Inbreng verslag schriftelijk overleg : Inbreng verslag van een schriftelijk overleg over de verzamelbrief moties en toezeggingen primair en voortgezet onderwijs (Kamerstuk 31293-738)
2024D32488 INBRENG VERSLAG VAN EEN SCHRIFTELIJK OVERLEG
Binnen de vaste commissie voor Onderwijs, Cultuur en Wetenschap hebben enkele fracties
de behoefte om vragen en opmerkingen voor te leggen over de brief van de Minister
voor Primair en Voortgezet Onderwijs d.d. 27 juni 2024 over de verzamelbrief moties
en toezeggingen primair en voortgezet onderwijs (Kamerstuk 31 293, nr. 738).
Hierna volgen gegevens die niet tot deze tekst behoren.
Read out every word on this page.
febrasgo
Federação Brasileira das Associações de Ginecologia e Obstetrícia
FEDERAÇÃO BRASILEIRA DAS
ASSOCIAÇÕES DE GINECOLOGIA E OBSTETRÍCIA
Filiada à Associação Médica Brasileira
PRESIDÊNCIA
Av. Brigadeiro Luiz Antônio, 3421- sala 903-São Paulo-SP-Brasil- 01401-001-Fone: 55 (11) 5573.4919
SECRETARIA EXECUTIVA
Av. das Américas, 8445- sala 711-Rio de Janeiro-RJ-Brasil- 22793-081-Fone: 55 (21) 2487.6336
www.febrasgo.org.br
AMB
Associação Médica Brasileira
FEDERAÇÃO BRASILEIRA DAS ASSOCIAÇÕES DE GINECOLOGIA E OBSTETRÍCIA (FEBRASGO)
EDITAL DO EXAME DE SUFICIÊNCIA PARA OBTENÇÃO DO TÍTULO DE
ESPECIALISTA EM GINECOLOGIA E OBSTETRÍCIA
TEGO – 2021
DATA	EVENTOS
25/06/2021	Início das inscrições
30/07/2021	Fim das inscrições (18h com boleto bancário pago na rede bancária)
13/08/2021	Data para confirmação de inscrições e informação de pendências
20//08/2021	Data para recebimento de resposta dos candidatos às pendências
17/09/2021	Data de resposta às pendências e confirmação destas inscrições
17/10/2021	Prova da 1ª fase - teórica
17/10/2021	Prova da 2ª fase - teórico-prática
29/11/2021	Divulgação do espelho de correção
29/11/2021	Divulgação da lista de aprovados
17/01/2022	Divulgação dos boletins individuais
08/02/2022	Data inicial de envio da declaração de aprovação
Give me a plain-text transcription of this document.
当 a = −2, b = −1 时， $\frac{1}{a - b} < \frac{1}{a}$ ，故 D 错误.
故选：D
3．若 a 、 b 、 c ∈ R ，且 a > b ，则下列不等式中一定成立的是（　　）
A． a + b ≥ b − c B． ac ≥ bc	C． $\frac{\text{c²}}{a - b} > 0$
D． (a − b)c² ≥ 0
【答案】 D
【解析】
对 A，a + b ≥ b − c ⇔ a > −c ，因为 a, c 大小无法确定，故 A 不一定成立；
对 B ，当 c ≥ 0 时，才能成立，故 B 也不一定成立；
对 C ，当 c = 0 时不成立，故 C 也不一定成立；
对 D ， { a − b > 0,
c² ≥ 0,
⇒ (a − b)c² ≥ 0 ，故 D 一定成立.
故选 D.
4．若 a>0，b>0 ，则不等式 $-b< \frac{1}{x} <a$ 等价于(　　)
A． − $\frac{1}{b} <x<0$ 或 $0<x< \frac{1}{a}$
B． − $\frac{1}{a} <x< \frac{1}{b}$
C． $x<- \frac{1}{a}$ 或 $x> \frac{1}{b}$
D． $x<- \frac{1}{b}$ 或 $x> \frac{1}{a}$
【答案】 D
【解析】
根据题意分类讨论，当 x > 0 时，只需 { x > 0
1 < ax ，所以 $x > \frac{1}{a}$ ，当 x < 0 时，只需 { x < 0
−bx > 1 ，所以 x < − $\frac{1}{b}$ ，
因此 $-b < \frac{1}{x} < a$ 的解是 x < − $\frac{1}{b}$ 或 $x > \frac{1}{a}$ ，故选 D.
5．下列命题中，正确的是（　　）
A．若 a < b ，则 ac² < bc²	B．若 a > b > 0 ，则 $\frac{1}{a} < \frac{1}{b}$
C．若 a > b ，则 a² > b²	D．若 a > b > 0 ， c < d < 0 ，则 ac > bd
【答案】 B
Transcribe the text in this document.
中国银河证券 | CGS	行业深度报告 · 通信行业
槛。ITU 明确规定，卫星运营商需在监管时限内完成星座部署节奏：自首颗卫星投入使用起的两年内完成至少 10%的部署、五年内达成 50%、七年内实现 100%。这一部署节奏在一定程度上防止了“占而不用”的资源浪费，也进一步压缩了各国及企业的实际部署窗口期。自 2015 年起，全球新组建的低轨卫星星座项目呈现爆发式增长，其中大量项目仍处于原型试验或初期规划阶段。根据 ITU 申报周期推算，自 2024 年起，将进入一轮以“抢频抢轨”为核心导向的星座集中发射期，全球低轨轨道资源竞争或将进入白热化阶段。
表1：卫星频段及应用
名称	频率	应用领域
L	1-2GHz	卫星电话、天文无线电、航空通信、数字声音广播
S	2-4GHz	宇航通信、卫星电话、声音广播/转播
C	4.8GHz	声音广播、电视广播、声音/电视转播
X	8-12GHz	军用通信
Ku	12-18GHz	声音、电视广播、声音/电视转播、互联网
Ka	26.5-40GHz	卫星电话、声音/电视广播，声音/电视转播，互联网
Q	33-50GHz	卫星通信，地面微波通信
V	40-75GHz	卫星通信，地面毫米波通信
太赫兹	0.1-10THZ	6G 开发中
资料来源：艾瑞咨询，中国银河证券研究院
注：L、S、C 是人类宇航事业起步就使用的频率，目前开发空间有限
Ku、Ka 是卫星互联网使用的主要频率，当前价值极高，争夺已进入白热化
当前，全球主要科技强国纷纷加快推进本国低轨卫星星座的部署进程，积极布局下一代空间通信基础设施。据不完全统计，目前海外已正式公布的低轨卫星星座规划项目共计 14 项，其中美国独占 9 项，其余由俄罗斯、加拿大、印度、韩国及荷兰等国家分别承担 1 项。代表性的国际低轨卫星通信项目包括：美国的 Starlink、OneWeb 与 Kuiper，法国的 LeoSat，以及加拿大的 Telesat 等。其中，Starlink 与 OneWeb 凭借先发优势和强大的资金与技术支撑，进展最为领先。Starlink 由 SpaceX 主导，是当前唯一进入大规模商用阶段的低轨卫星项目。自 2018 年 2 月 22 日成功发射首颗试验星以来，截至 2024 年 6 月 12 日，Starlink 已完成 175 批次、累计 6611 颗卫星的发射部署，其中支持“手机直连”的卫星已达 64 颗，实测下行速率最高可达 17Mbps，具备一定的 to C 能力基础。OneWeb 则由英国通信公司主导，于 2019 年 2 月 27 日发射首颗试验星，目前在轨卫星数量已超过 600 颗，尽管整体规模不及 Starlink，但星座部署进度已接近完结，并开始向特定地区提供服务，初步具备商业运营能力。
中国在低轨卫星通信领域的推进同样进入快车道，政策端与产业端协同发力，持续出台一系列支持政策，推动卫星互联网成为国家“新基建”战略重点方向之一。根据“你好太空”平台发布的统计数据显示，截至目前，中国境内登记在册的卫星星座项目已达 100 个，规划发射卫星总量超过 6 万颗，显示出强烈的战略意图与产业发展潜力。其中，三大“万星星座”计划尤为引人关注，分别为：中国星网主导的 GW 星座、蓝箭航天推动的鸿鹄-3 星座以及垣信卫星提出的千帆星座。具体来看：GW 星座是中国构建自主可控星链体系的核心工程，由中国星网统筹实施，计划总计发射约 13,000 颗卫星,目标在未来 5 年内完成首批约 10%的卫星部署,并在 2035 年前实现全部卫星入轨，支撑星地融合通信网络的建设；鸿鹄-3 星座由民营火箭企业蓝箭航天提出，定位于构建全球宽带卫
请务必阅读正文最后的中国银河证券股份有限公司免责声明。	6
De fungerend voorzitter van de commissie
Michon-Derkzen
Adjunct-griffier van de commissie
Arends
Inhoud
I Vragen en opmerkingen vanuit de fracties
• Inbreng van de leden van de VVD-fractie
• Inbreng van de leden van de NSC-fractie
• Inbreng van de leden van de D66-fractie
• Inbreng van de leden van de BBB-fractie
• Inbreng van de leden van de ChristenUnie-fractie
II Antwoord/reactie van de Staatssecretaris van Onderwijs, Cultuur en Wetenschap
I Vragen en opmerkingen vanuit de fracties
Inbreng van de leden van de VVD-fractie
De leden van de VVD-fractie danken de Staatssecretaris voor het toesturen van de verzamelbrief
moties en toezeggingen primair en voortgezet onderwijs en hebben daar de volgende
vragen over.
Deze leden lezen dat vrijwel alle leerplichtambtenaren een stijging zien in hun regio
voor een vrijstelling op grond van richtingsbezwaren. Zijn hier exacte cijfers van
bekend?
Daarnaast lezen zij dat ouders ook bezwaren hebben tegen het onderwijs als zodanig.
Welke bezwaren worden daar precies mee bedoeld?
De leden van deze fractie vragen eveneens hoeveel scholen in aanmerking zouden komen
voor een samenwerkingsschool.
Daarnaast vragen zij in hoeverre scholen bekend zijn met de samenwerkingsscholen.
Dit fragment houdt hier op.